Pinpointing a tell-tale mark of liver cancer
Persistent hepatitis C virus (HCV) infection can lead to chronic hepatitis C and then progress to fatal liver diseases including liver cirrhosis and liver cancer, the third most common cause of cancer-related deaths. Worldwide, more than 170 million people are infected with HCV, and the virus accounts for 3070% of liver cancer cases. The recent identification of a genetic variant associated with increased susceptibility to hepatitis C virus-induced liver cancer could have major implications for global healthcare, as it may lead to tests that predict liver cancer susceptibility.
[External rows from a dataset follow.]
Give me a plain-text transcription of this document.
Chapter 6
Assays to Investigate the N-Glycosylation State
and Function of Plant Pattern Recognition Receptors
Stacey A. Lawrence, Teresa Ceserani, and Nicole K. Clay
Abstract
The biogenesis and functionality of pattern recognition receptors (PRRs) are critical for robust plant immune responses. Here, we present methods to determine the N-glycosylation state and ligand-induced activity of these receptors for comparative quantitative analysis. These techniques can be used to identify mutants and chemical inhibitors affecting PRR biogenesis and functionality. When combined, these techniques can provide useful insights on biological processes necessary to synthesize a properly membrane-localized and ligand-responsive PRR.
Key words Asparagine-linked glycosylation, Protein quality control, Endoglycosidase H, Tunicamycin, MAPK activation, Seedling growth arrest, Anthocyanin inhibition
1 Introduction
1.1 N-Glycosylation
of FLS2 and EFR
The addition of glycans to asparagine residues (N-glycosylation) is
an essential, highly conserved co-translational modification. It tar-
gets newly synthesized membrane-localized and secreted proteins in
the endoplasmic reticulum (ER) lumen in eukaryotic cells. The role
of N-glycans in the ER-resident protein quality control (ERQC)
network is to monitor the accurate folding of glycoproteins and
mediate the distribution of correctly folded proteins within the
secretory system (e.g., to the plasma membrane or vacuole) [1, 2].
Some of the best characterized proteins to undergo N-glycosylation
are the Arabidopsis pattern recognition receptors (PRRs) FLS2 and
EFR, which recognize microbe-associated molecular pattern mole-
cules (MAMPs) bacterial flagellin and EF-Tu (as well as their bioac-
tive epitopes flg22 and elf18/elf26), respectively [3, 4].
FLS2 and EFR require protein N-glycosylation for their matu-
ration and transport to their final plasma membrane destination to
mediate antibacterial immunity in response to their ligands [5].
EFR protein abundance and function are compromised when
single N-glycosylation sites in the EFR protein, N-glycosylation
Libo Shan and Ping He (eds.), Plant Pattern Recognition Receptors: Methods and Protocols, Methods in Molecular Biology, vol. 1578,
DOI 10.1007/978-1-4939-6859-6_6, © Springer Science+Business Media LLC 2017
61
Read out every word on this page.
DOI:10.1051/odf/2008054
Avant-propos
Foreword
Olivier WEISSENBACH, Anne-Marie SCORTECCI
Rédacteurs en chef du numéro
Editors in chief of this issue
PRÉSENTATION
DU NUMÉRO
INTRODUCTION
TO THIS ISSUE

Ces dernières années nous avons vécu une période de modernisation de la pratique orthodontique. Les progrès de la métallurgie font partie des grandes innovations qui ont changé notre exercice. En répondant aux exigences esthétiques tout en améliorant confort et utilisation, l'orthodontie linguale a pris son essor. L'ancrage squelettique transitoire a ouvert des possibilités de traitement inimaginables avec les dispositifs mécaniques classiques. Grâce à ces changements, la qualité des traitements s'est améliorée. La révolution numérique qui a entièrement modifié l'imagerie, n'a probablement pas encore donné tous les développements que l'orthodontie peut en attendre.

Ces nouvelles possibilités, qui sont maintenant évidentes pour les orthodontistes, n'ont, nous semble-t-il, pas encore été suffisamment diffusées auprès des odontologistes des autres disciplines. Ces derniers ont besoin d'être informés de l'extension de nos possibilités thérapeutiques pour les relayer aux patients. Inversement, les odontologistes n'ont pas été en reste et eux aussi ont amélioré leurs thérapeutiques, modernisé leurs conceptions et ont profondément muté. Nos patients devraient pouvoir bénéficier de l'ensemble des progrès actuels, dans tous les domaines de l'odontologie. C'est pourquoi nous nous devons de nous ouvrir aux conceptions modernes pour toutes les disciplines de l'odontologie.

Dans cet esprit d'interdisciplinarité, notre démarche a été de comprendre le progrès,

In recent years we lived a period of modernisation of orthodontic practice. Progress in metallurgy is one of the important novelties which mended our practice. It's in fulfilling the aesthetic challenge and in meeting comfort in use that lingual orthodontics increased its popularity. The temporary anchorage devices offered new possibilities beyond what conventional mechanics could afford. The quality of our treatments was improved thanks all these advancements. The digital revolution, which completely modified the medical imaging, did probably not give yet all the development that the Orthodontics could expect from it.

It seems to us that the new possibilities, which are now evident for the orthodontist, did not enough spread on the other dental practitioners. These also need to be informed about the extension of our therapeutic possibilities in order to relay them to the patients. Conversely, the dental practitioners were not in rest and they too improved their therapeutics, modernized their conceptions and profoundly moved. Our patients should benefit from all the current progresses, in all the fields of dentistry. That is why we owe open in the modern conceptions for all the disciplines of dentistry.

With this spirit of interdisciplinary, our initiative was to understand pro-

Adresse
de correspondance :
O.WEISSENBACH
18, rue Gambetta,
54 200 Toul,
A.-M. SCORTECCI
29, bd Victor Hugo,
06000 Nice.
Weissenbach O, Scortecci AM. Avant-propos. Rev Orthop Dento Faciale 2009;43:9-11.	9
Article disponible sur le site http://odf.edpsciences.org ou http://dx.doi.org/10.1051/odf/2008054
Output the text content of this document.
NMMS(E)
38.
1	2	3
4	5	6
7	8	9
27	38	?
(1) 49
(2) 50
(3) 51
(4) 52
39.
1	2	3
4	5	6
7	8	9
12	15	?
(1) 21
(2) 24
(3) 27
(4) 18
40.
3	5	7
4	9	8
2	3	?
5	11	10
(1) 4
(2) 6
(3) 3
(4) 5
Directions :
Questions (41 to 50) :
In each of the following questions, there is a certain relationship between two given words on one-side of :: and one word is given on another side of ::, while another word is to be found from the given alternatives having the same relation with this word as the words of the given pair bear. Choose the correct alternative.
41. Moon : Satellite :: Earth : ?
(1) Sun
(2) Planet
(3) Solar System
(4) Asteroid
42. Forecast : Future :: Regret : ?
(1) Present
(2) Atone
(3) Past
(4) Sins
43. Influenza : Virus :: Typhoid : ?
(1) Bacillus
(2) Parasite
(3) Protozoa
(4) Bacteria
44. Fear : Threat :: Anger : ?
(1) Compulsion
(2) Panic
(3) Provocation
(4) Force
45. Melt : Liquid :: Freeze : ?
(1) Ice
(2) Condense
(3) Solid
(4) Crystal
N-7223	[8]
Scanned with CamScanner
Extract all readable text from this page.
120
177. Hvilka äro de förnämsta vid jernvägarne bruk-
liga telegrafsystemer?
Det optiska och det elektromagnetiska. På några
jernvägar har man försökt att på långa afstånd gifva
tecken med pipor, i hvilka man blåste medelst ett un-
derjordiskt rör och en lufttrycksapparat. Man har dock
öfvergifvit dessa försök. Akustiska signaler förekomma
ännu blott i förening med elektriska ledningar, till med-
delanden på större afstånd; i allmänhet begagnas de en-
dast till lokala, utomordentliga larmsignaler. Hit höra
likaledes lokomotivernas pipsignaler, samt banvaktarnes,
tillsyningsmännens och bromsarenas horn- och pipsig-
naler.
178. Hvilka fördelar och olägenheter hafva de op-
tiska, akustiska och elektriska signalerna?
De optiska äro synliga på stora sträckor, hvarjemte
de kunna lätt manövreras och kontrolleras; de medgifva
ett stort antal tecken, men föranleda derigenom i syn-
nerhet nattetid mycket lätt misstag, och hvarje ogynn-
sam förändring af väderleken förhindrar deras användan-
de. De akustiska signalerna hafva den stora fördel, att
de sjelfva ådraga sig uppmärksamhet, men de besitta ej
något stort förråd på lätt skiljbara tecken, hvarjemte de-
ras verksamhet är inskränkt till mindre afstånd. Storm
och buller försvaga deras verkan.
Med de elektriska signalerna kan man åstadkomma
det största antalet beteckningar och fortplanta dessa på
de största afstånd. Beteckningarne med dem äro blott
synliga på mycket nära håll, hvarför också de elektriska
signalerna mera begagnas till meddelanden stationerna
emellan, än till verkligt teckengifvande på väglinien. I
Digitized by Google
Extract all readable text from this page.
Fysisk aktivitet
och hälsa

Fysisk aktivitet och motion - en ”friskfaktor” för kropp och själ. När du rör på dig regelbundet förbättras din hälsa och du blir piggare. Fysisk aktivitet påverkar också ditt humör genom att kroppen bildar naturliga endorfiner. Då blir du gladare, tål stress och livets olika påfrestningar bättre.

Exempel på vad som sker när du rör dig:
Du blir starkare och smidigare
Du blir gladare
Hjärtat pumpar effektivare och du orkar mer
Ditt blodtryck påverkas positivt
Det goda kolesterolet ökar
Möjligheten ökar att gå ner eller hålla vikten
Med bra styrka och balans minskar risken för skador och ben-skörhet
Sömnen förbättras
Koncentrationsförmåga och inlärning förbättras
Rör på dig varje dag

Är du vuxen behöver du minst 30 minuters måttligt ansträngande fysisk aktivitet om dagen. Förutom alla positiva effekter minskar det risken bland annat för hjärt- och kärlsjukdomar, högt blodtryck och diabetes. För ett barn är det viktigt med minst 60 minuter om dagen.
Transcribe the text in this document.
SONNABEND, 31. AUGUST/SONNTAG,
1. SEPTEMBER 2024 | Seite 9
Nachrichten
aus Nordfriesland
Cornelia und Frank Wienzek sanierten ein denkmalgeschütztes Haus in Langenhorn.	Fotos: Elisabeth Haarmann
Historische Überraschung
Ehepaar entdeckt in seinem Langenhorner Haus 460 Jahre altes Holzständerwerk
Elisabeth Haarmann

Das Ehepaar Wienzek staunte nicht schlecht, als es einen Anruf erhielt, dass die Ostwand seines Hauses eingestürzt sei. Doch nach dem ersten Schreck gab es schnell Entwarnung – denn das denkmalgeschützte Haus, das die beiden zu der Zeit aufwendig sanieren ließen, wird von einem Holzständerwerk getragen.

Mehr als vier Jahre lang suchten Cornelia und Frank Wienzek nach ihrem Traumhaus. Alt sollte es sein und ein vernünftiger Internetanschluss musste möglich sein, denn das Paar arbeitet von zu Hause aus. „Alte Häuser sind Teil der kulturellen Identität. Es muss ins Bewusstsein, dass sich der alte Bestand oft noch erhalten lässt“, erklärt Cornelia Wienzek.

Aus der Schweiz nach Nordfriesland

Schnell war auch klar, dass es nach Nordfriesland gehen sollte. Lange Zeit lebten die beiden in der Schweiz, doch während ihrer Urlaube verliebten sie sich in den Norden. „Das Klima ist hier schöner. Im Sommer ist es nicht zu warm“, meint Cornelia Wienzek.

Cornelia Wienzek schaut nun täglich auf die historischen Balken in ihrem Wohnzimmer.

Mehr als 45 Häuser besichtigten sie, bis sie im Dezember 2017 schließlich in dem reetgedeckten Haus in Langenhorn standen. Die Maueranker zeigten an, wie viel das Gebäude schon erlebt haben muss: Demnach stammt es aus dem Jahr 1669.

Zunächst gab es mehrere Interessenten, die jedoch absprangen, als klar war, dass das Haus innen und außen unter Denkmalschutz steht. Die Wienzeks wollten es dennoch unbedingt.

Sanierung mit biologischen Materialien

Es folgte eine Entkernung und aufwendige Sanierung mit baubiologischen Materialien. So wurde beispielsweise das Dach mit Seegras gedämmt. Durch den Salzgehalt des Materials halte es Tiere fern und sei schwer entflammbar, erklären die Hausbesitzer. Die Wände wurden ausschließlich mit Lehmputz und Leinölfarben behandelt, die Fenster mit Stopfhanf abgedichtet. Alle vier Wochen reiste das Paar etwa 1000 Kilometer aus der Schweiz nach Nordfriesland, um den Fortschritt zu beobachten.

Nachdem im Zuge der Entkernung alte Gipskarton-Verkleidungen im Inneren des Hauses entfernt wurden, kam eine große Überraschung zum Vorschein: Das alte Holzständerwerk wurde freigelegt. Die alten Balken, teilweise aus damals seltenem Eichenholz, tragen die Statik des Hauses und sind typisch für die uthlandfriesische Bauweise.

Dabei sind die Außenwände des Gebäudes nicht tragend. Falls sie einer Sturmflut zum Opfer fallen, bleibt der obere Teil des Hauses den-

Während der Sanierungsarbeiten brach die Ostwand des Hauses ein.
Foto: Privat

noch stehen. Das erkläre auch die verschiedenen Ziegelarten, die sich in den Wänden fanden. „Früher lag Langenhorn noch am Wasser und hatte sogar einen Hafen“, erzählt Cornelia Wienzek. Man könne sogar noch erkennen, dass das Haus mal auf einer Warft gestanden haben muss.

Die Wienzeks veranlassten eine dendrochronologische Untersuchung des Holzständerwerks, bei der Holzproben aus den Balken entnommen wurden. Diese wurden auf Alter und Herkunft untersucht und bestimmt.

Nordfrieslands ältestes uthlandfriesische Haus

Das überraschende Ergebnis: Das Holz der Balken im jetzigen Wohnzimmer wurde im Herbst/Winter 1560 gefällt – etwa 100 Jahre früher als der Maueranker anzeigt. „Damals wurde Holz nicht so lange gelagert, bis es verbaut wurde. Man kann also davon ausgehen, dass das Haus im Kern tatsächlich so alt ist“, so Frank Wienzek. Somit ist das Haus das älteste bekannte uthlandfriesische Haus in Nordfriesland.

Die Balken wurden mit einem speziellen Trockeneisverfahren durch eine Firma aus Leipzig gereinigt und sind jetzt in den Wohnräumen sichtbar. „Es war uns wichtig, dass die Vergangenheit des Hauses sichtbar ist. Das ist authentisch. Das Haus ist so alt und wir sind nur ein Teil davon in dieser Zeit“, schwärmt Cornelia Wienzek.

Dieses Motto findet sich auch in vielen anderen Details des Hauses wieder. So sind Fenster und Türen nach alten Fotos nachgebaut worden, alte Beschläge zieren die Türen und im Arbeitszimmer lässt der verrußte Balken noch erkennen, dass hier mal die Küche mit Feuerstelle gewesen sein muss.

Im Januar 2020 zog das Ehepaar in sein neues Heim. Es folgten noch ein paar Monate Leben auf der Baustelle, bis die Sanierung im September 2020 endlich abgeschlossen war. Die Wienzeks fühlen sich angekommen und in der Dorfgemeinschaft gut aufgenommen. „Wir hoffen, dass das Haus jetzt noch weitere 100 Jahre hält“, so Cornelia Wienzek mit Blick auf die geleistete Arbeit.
Michiaki Kubo of the RIKEN Center for Genomic Medicine and colleagues from RIKEN and The University of Tokyo discovered the variant by analyzing the entire genomes of 721 Japanese individuals with HCV-induced liver cancer and comparing them with those of 2,890 HCV-negative controls. This allowed them to identify variants potentially associated HCV-induced liver cancer (Fig. 1). They confirmed the association of one variant by replicating the study in another 673 liver cancer patients and 2,596 controls.
This variant was located within a region on chromosome 6, which contains many genes that are critical for immune system function. It lies between the genes encoding MICA, a membrane protein that activates the anti-tumor effects of white blood cells, and the HLA-B gene, which encodes a peptide that enables the immune system to distinguish between the bodys own proteins and those produced by invading microbes.
The researchers checked the variant in another 1,730 individuals with chronic hepatitis C who had not developed liver cirrhosis or liver cancer, and revealed that it was significantly associated with progression from chronic hepatitis C to liver cancer, but not with susceptibility to chronic hepatitis C.
Finally, Kubo and colleagues examined MICA protein levels in patients with chronic hepatitis C and HCV-induced liver cirrhosis, and found that the level of MICA in blood samples was elevated during early stages of the disease compared to healthy controls. They also found that the identified variant was correlated with low MICA levels in patients with chronic hepatitis C.
These findings suggest that individuals carrying the genetic variant would express low levels of MICA. This in turn would lead to reduced response by white blood cells to cells infected with viruses, increasing the likelihood of progression from chronic hepatitis C to liver cancer.
Our results suggest that low serum MICA levels are a marker for higher susceptibility to progression of liver cancer in the patients with chronic hepatitis C, says Kubo.